The compliance letter does note that there may be ‘occasional circumstances where these claims are appropriate’ and asks GPs to review their claiming to ensure it meets MBS requirements.
But Dr Clements said he and other RACGP representatives had outlined a number of reasonable examples where it would be appropriate to claim anaesthetic MBS items without being directly linked to a procedure.
‘There are many good explanations for why this pattern exists. We gave the Department these reasonable explanations for this billing,’ he said.
Examples given included pre-anaesthetic checks and dental procedures, which could lead to a disconnect between billing anaesthetic items and other procedures.

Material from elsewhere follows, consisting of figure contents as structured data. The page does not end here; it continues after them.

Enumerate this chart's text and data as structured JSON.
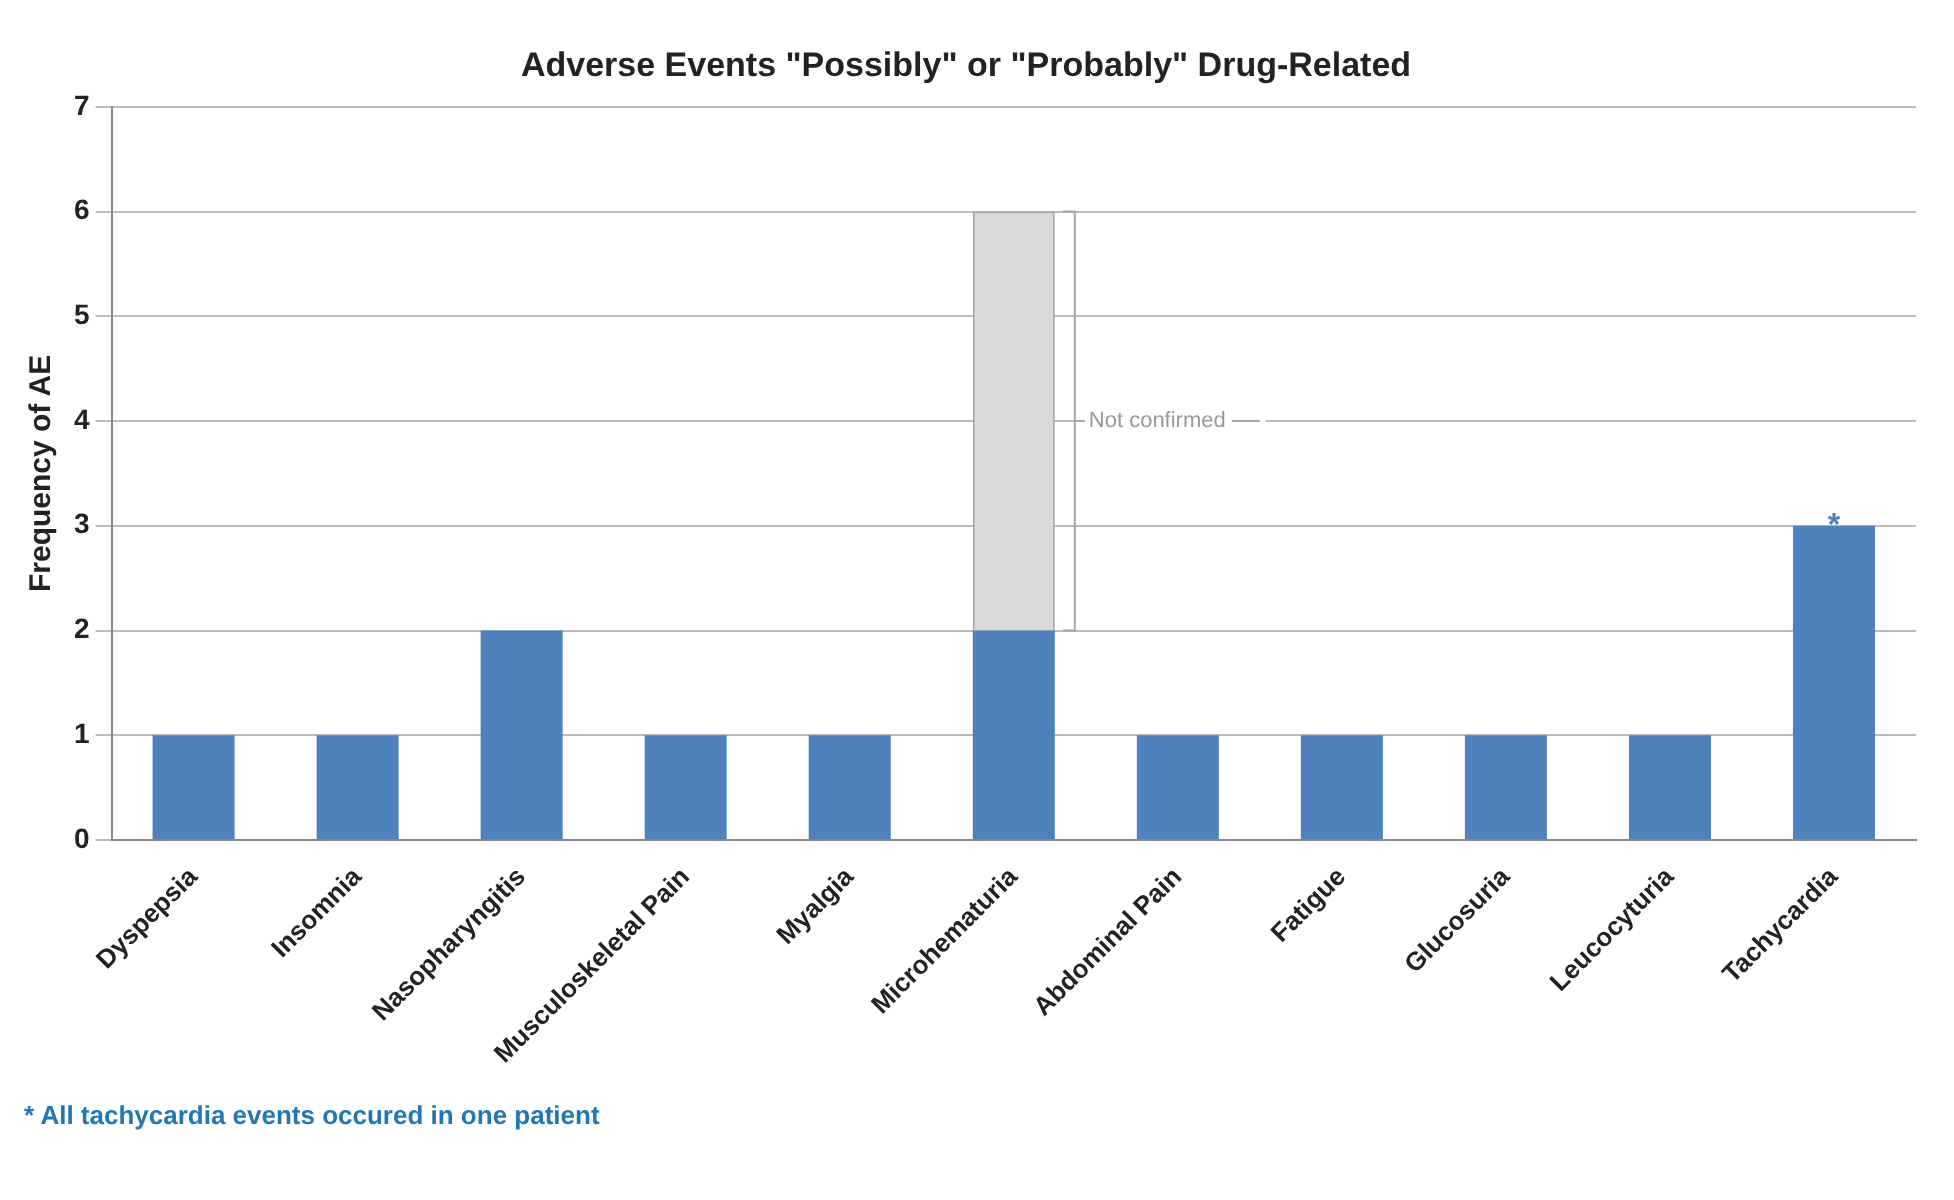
{
  "chart_data": {
    "type": "bar",
    "title": "Adverse Events \"Possibly\" or \"Probably\" Drug-Related",
    "ylabel": "Frequency of AE",
    "categories": [
      "Dyspepsia",
      "Insomnia",
      "Nasopharyngitis",
      "Musculoskeletal Pain",
      "Myalgia",
      "Microhematuria",
      "Abdominal Pain",
      "Fatigue",
      "Glucosuria",
      "Leucocyturia",
      "Tachycardia"
    ],
    "stacked": true,
    "series": [
      {
        "color": "#4f81bd",
        "values": [
          1,
          1,
          2,
          1,
          1,
          2,
          1,
          1,
          1,
          1,
          3
        ]
      },
      {
        "color": "#d9d9d9",
        "values": [
          null,
          null,
          null,
          null,
          null,
          4,
          null,
          null,
          null,
          null,
          null
        ]
      }
    ],
    "ylim": [
      0,
      7
    ],
    "yticks": [
      0,
      1,
      2,
      3,
      4,
      5,
      6,
      7
    ],
    "grid": "y",
    "legend": false,
    "annotations": [
      "Not confirmed",
      {
        "text": "*",
        "x": "Tachycardia",
        "y": 3
      },
      "* All tachycardia events occured in one patient"
    ]
  }
}
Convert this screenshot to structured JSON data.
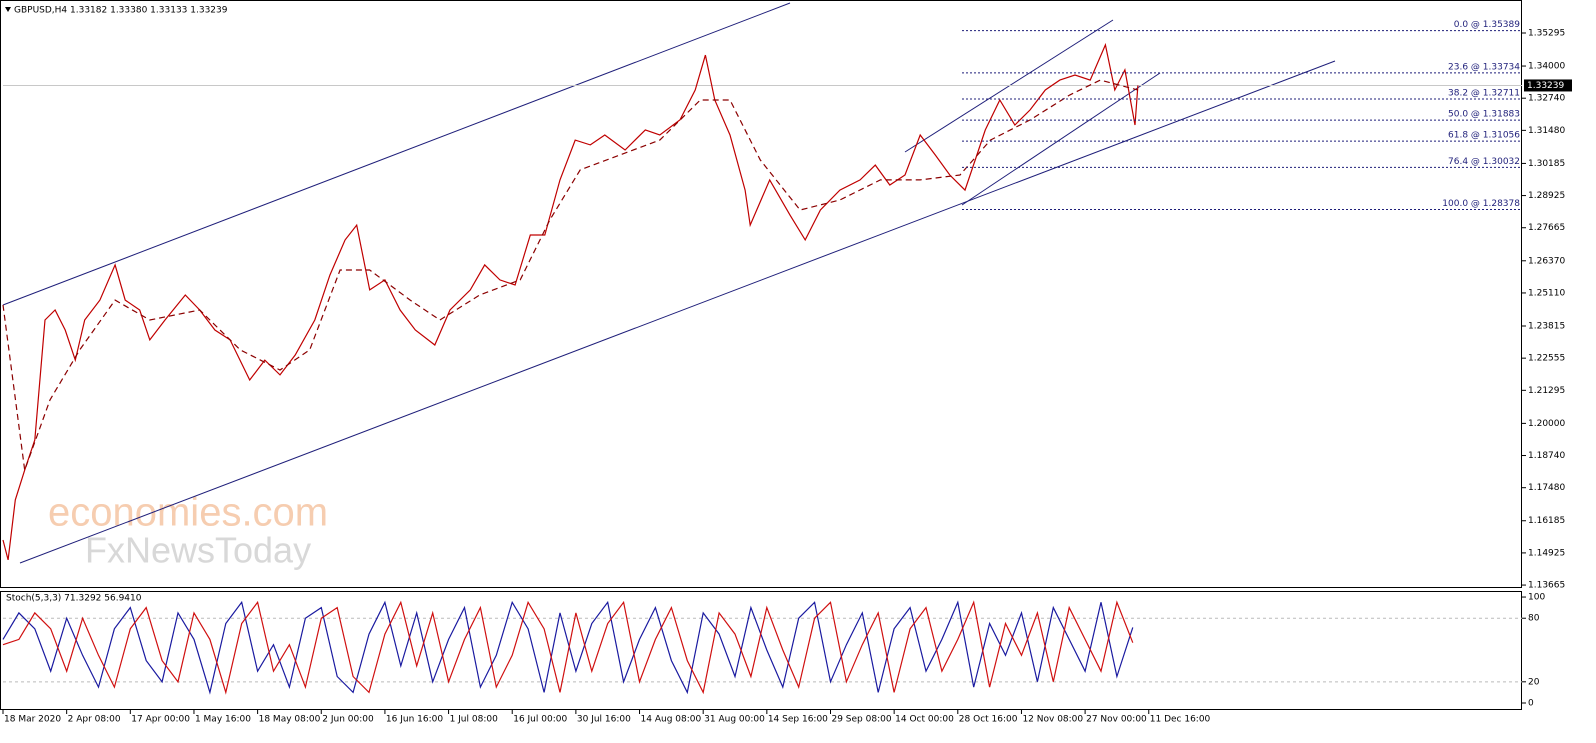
{
  "chart_data": [
    {
      "type": "line",
      "title": "GBPUSD,H4  1.33182 1.33380 1.33133 1.33239",
      "xlim": [
        0,
        2100
      ],
      "ylim": [
        1.1355,
        1.3647
      ],
      "yticks": [
        1.35295,
        {
          "value": 1.34,
          "label": "1.34000"
        },
        {
          "value": 1.3274,
          "label": "1.32740"
        },
        {
          "value": 1.3148,
          "label": "1.31480"
        },
        1.30185,
        1.28925,
        1.27665,
        {
          "value": 1.2637,
          "label": "1.26370"
        },
        {
          "value": 1.2511,
          "label": "1.25110"
        },
        1.23815,
        1.22555,
        1.21295,
        {
          "value": 1.2,
          "label": "1.20000"
        },
        {
          "value": 1.1874,
          "label": "1.18740"
        },
        {
          "value": 1.1748,
          "label": "1.17480"
        },
        1.16185,
        1.14925,
        1.13665
      ],
      "last_price": 1.33239,
      "series": [
        {
          "color": "#c00000",
          "dashed": false,
          "x": [
            0,
            7,
            17,
            30,
            44,
            58,
            72,
            86,
            100,
            113,
            134,
            155,
            169,
            189,
            203,
            224,
            252,
            272,
            293,
            314,
            341,
            362,
            383,
            404,
            431,
            452,
            473,
            489,
            507,
            528,
            549,
            570,
            597,
            618,
            646,
            666,
            687,
            708,
            729,
            749,
            770,
            791,
            812,
            832,
            860,
            888,
            908,
            936,
            957,
            971,
            984,
            1005,
            1026,
            1033,
            1060,
            1088,
            1109,
            1130,
            1157,
            1185,
            1206,
            1226,
            1247,
            1268,
            1289,
            1309,
            1330,
            1344,
            1358,
            1378,
            1399,
            1420,
            1441,
            1461,
            1482,
            1503,
            1524,
            1537,
            1551,
            1565,
            1569
          ],
          "values": [
            1.1543,
            1.1465,
            1.17,
            1.1817,
            1.1935,
            1.2405,
            1.2444,
            1.2366,
            1.2248,
            1.2405,
            1.2483,
            1.2621,
            1.2483,
            1.2444,
            1.2327,
            1.2405,
            1.2503,
            1.2444,
            1.2366,
            1.2327,
            1.217,
            1.2248,
            1.219,
            1.2268,
            1.2405,
            1.2581,
            1.2719,
            1.2777,
            1.2523,
            1.2562,
            1.2444,
            1.2366,
            1.2307,
            1.2444,
            1.2523,
            1.2621,
            1.2562,
            1.2542,
            1.2738,
            1.2738,
            1.2954,
            1.311,
            1.3091,
            1.313,
            1.3071,
            1.315,
            1.313,
            1.3189,
            1.3306,
            1.3443,
            1.3267,
            1.313,
            1.2914,
            1.2777,
            1.2954,
            1.2816,
            1.2719,
            1.2836,
            1.2914,
            1.2954,
            1.3012,
            1.2934,
            1.2973,
            1.313,
            1.3051,
            1.2973,
            1.2914,
            1.3032,
            1.315,
            1.3267,
            1.3169,
            1.3228,
            1.3306,
            1.3345,
            1.3365,
            1.3345,
            1.3483,
            1.3306,
            1.3385,
            1.3169,
            1.3324
          ]
        },
        {
          "color": "#8b0000",
          "dashed": true,
          "x": [
            0,
            30,
            65,
            106,
            155,
            203,
            272,
            328,
            383,
            424,
            466,
            507,
            563,
            604,
            659,
            715,
            756,
            798,
            853,
            908,
            964,
            1005,
            1047,
            1102,
            1157,
            1213,
            1268,
            1323,
            1365,
            1420,
            1475,
            1517,
            1569
          ],
          "values": [
            1.2464,
            1.1817,
            1.2092,
            1.2288,
            1.2483,
            1.2405,
            1.2444,
            1.2288,
            1.2209,
            1.2288,
            1.2601,
            1.2601,
            1.2483,
            1.2405,
            1.2503,
            1.2562,
            1.2797,
            1.2993,
            1.3052,
            1.311,
            1.3267,
            1.3267,
            1.3032,
            1.2836,
            1.2875,
            1.2954,
            1.2954,
            1.2973,
            1.311,
            1.3189,
            1.3287,
            1.3345,
            1.3306
          ]
        }
      ],
      "fib_levels": [
        {
          "label": "0.0 @ 1.35389",
          "value": 1.35389
        },
        {
          "label": "23.6 @ 1.33734",
          "value": 1.33734
        },
        {
          "label": "38.2 @ 1.32711",
          "value": 1.32711
        },
        {
          "label": "50.0 @ 1.31883",
          "value": 1.31883
        },
        {
          "label": "61.8 @ 1.31056",
          "value": 1.31056
        },
        {
          "label": "76.4 @ 1.30032",
          "value": 1.30032
        },
        {
          "label": "100.0 @ 1.28378",
          "value": 1.28378
        }
      ]
    },
    {
      "type": "line",
      "title": "Stoch(5,3,3) 71.3292 56.9410",
      "xlim": [
        0,
        2100
      ],
      "ylim": [
        -6.6,
        105.7
      ],
      "yticks": [
        100,
        80,
        20,
        0
      ],
      "levels": [
        80,
        20
      ],
      "xticks": [
        {
          "value": 0,
          "label": "18 Mar 2020"
        },
        {
          "value": 88,
          "label": "2 Apr 08:00"
        },
        {
          "value": 176,
          "label": "17 Apr 00:00"
        },
        {
          "value": 264,
          "label": "1 May 16:00"
        },
        {
          "value": 352,
          "label": "18 May 08:00"
        },
        {
          "value": 440,
          "label": "2 Jun 00:00"
        },
        {
          "value": 528,
          "label": "16 Jun 16:00"
        },
        {
          "value": 616,
          "label": "1 Jul 08:00"
        },
        {
          "value": 704,
          "label": "16 Jul 00:00"
        },
        {
          "value": 792,
          "label": "30 Jul 16:00"
        },
        {
          "value": 880,
          "label": "14 Aug 08:00"
        },
        {
          "value": 968,
          "label": "31 Aug 00:00"
        },
        {
          "value": 1056,
          "label": "14 Sep 16:00"
        },
        {
          "value": 1144,
          "label": "29 Sep 08:00"
        },
        {
          "value": 1232,
          "label": "14 Oct 00:00"
        },
        {
          "value": 1320,
          "label": "28 Oct 16:00"
        },
        {
          "value": 1408,
          "label": "12 Nov 08:00"
        },
        {
          "value": 1496,
          "label": "27 Nov 00:00"
        },
        {
          "value": 1584,
          "label": "11 Dec 16:00"
        }
      ],
      "series": [
        {
          "color": "#1a1aa0",
          "dashed": false,
          "x": [
            0,
            22,
            44,
            66,
            88,
            110,
            132,
            154,
            176,
            198,
            220,
            242,
            264,
            286,
            308,
            330,
            352,
            374,
            396,
            418,
            440,
            462,
            484,
            506,
            528,
            550,
            572,
            594,
            616,
            638,
            660,
            682,
            704,
            726,
            748,
            770,
            792,
            814,
            836,
            858,
            880,
            902,
            924,
            946,
            968,
            990,
            1012,
            1034,
            1056,
            1078,
            1100,
            1122,
            1144,
            1166,
            1188,
            1210,
            1232,
            1254,
            1276,
            1298,
            1320,
            1342,
            1364,
            1386,
            1408,
            1430,
            1452,
            1474,
            1496,
            1518,
            1540,
            1562
          ],
          "values": [
            60,
            85,
            70,
            30,
            80,
            45,
            15,
            70,
            90,
            40,
            20,
            85,
            60,
            10,
            75,
            95,
            30,
            55,
            15,
            80,
            90,
            25,
            10,
            65,
            95,
            35,
            85,
            20,
            60,
            90,
            15,
            45,
            95,
            70,
            10,
            85,
            30,
            75,
            95,
            20,
            60,
            90,
            40,
            10,
            85,
            65,
            25,
            90,
            50,
            15,
            80,
            95,
            20,
            55,
            85,
            10,
            70,
            90,
            30,
            60,
            95,
            15,
            75,
            45,
            85,
            20,
            90,
            60,
            30,
            95,
            25,
            71.3292
          ]
        },
        {
          "color": "#d01010",
          "dashed": false,
          "x": [
            0,
            22,
            44,
            66,
            88,
            110,
            132,
            154,
            176,
            198,
            220,
            242,
            264,
            286,
            308,
            330,
            352,
            374,
            396,
            418,
            440,
            462,
            484,
            506,
            528,
            550,
            572,
            594,
            616,
            638,
            660,
            682,
            704,
            726,
            748,
            770,
            792,
            814,
            836,
            858,
            880,
            902,
            924,
            946,
            968,
            990,
            1012,
            1034,
            1056,
            1078,
            1100,
            1122,
            1144,
            1166,
            1188,
            1210,
            1232,
            1254,
            1276,
            1298,
            1320,
            1342,
            1364,
            1386,
            1408,
            1430,
            1452,
            1474,
            1496,
            1518,
            1540,
            1562
          ],
          "values": [
            55,
            60,
            85,
            70,
            30,
            80,
            45,
            15,
            70,
            90,
            40,
            20,
            85,
            60,
            10,
            75,
            95,
            30,
            55,
            15,
            80,
            90,
            25,
            10,
            65,
            95,
            35,
            85,
            20,
            60,
            90,
            15,
            45,
            95,
            70,
            10,
            85,
            30,
            75,
            95,
            20,
            60,
            90,
            40,
            10,
            85,
            65,
            25,
            90,
            50,
            15,
            80,
            95,
            20,
            55,
            85,
            10,
            70,
            90,
            30,
            60,
            95,
            15,
            75,
            45,
            85,
            20,
            90,
            60,
            30,
            95,
            56.941
          ]
        }
      ]
    }
  ],
  "watermark": {
    "brand": "economies.com",
    "partner": "FxNewsToday"
  }
}
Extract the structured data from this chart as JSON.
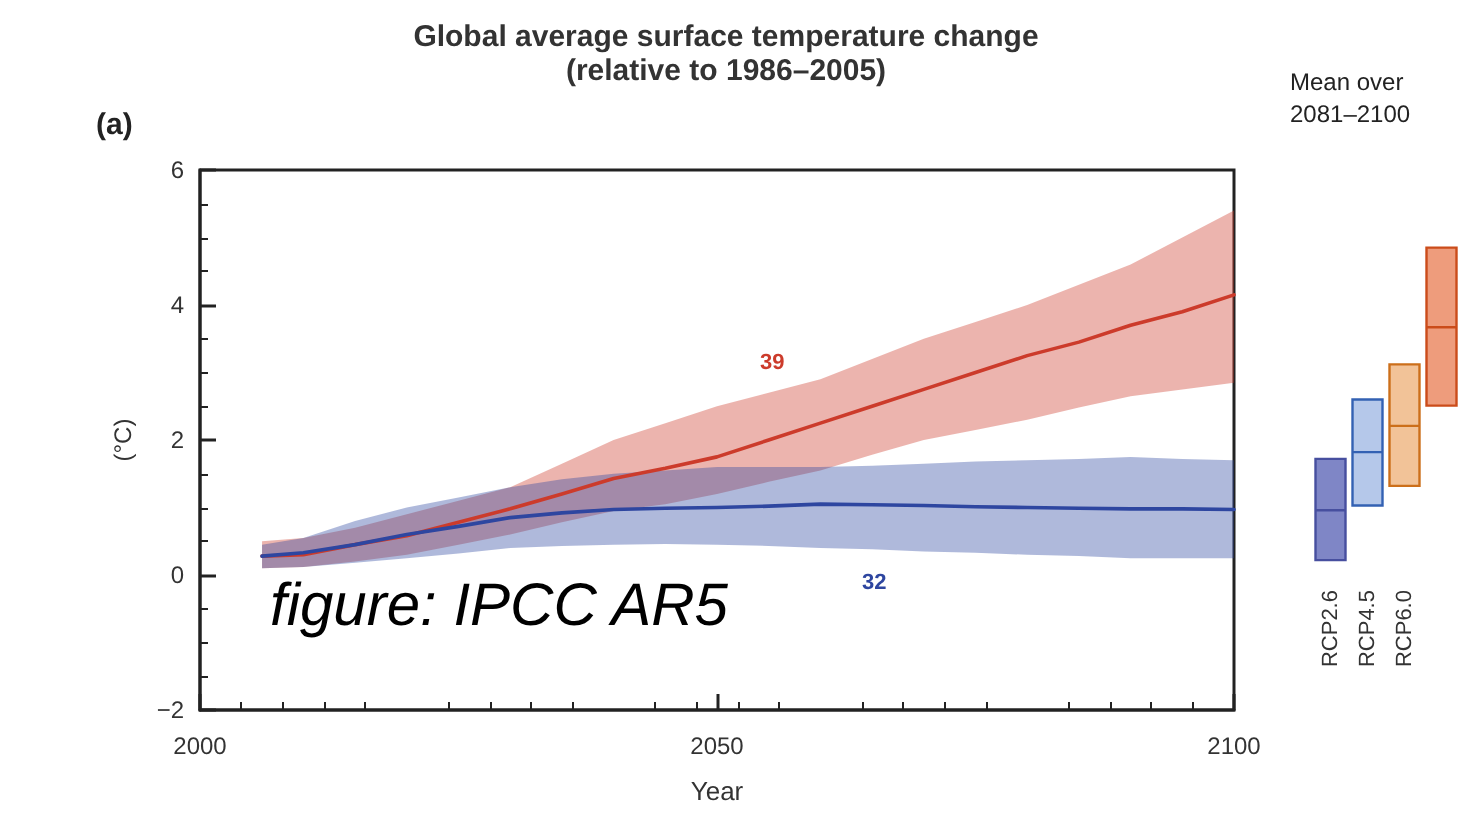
{
  "chart_data": [
    {
      "type": "line",
      "title": "Global average surface temperature change",
      "subtitle": "(relative to 1986–2005)",
      "xlabel": "Year",
      "ylabel": "(°C)",
      "xlim": [
        2000,
        2100
      ],
      "xticks": [
        2000,
        2050,
        2100
      ],
      "ylim": [
        -2,
        6
      ],
      "yticks": [
        -2,
        0,
        2,
        4,
        6
      ],
      "grid": false,
      "marker": "none",
      "line_style": "solid",
      "series": [
        {
          "color": "#cc3b2b",
          "x": [
            2006,
            2010,
            2015,
            2020,
            2025,
            2030,
            2035,
            2040,
            2045,
            2050,
            2055,
            2060,
            2065,
            2070,
            2075,
            2080,
            2085,
            2090,
            2095,
            2100
          ],
          "values": [
            0.28,
            0.3,
            0.45,
            0.58,
            0.78,
            0.98,
            1.2,
            1.43,
            1.58,
            1.75,
            2.0,
            2.25,
            2.5,
            2.75,
            3.0,
            3.25,
            3.45,
            3.7,
            3.9,
            4.15
          ],
          "lower": [
            0.1,
            0.12,
            0.2,
            0.3,
            0.45,
            0.6,
            0.78,
            0.95,
            1.05,
            1.2,
            1.38,
            1.55,
            1.78,
            2.0,
            2.15,
            2.3,
            2.48,
            2.65,
            2.75,
            2.85
          ],
          "upper": [
            0.5,
            0.55,
            0.7,
            0.9,
            1.1,
            1.3,
            1.65,
            2.0,
            2.25,
            2.5,
            2.7,
            2.9,
            3.2,
            3.5,
            3.75,
            4.0,
            4.3,
            4.6,
            5.0,
            5.4
          ]
        },
        {
          "color": "#2e46a0",
          "x": [
            2006,
            2010,
            2015,
            2020,
            2025,
            2030,
            2035,
            2040,
            2045,
            2050,
            2055,
            2060,
            2065,
            2070,
            2075,
            2080,
            2085,
            2090,
            2095,
            2100
          ],
          "values": [
            0.28,
            0.33,
            0.45,
            0.6,
            0.72,
            0.85,
            0.92,
            0.97,
            0.99,
            1.0,
            1.02,
            1.05,
            1.04,
            1.03,
            1.01,
            1.0,
            0.99,
            0.98,
            0.98,
            0.97
          ],
          "lower": [
            0.1,
            0.12,
            0.18,
            0.25,
            0.32,
            0.4,
            0.43,
            0.45,
            0.46,
            0.45,
            0.43,
            0.4,
            0.38,
            0.35,
            0.33,
            0.3,
            0.28,
            0.25,
            0.25,
            0.25
          ],
          "upper": [
            0.45,
            0.55,
            0.8,
            1.0,
            1.15,
            1.3,
            1.42,
            1.5,
            1.55,
            1.6,
            1.6,
            1.6,
            1.62,
            1.65,
            1.68,
            1.7,
            1.72,
            1.75,
            1.72,
            1.7
          ]
        }
      ],
      "annotations": [
        "39",
        "32",
        "(a)",
        "figure: IPCC AR5"
      ]
    },
    {
      "type": "box",
      "title": "Mean over\n2081–2100",
      "categories": [
        "RCP2.6",
        "RCP4.5",
        "RCP6.0",
        null
      ],
      "ylim": [
        -2,
        6
      ],
      "tick_labels": "x",
      "colors": [
        "#7f86c6",
        "#b5c8ea",
        "#f2c398",
        "#ee9c7c"
      ],
      "boxes": [
        {
          "low": 0.22,
          "q1": 0.22,
          "median": 0.96,
          "q3": 1.72,
          "high": 1.72
        },
        {
          "low": 1.03,
          "q1": 1.03,
          "median": 1.82,
          "q3": 2.6,
          "high": 2.6
        },
        {
          "low": 1.32,
          "q1": 1.32,
          "median": 2.21,
          "q3": 3.12,
          "high": 3.12
        },
        {
          "low": 2.51,
          "q1": 2.51,
          "median": 3.67,
          "q3": 4.85,
          "high": 4.85
        }
      ]
    }
  ]
}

GP anaesthetists are primarily rural doctors who have undertaken additional training to be able to perform anaesthetic procedures.
‘Their services provide immense capability for rural healthcare in rural towns. It’s perfectly appropriate for GP anaesthetists to use Medicare,’ Dr Clements said.
‘We are disappointed by these nudge letters and we will advocate for our members wherever and whenever.’
The compliance letter is the latest in a string of targeted letters described by the DoH’s Benefits Integrity and Digital Health Division as ‘light touch interventions.’
The DoH has ramped up its targeted compliance efforts in recent years, with some letters – such as the 2018 large-scale letter targeting opioid prescribing – meeting strong pushback from the profession.
The Professional Services Review’s annual reports also show that DoH compliance requests have steadily increased over the past five years, reaching 127 in 2019–20. By contrast, in the past four years the number of cases resulting in ‘no further action’ has dramatically reduced.
The 2020 compliance letter targeting mental and physical health co-claiming also triggered a strong backlash.
At the time, Dr Michael Wright, Chair of the RACGP Expert Committee – Funding and Health Reform (REC–FHSR) told newsGP he had concerns regarding the emerging technique of compliance-by-algorithm, where outliers are sent warning letters without taking patient cohort or individual circumstances into account.
By contrast, the effective ‘nudge’ letter targeting antibiotic prescription rates was received more positively by GPs and experts.